Google Wave combines the functionality of LinkedIn, messenger, emails, doc management system, face book. It looks great on the video. For developers it’s a good opportunities to start building applications (pretty much like iphone apps). So if you already have an Iphone app you should consider building something for Wave.
Rob Enderle, principal analyst at the Enderle Group said, “Wave represents an effort to displace Microsoft entirely, but has a higher probability of failing completely and is also consistent with Google’s strategy with apps.” See full article by Jennifer LeClaire

How does Google compete with SharePoint, only time will tell - but it seems like Wave is more for internet users then for intranet users.

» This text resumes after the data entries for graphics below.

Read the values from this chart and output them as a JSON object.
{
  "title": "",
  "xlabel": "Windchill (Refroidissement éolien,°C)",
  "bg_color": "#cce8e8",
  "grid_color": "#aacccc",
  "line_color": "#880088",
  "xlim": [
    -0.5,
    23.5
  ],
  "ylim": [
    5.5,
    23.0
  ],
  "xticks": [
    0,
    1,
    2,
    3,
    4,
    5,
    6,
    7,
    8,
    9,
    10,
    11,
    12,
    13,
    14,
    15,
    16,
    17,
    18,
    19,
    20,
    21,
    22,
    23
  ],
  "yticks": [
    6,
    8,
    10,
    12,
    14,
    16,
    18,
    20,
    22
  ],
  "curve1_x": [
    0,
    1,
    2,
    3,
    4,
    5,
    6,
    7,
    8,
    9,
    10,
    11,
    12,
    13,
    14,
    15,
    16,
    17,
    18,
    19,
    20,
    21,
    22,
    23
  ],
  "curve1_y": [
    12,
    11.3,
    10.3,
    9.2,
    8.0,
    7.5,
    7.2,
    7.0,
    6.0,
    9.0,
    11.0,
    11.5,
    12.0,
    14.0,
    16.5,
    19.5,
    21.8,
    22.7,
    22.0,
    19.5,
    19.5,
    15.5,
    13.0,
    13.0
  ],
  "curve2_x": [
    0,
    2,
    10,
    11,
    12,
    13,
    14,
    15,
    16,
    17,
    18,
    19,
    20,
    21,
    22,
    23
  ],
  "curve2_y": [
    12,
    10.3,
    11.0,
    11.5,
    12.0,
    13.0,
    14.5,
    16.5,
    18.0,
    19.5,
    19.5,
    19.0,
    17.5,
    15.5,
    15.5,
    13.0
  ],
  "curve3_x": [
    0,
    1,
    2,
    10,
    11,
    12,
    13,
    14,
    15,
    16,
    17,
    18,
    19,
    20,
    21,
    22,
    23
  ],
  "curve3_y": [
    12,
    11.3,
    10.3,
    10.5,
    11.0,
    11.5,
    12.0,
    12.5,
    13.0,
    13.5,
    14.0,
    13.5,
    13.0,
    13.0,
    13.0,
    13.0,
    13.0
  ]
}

Wave is very user friendly and pretty but SharePoint is tidy in a sense that you can organize documents in a folder while wave is more focused on information flow.

There are lots of questions and issues regarding Wave that needs answering eg
•    What are the security policies and how to enforce them in Wave?
•    How a company implement Wave?
•    Can businesses have local deployment?

From my experience companies and business are reluctant to put information on the net. It will take businesses a long time to adapt technologies like wave. People are still struggling to adapt SharePoint and trying to get rid of “Reply All”, CC and BCC.

So time will tell how this ‘Wave’ of technology is going to affect us… Hopefully in a productive way.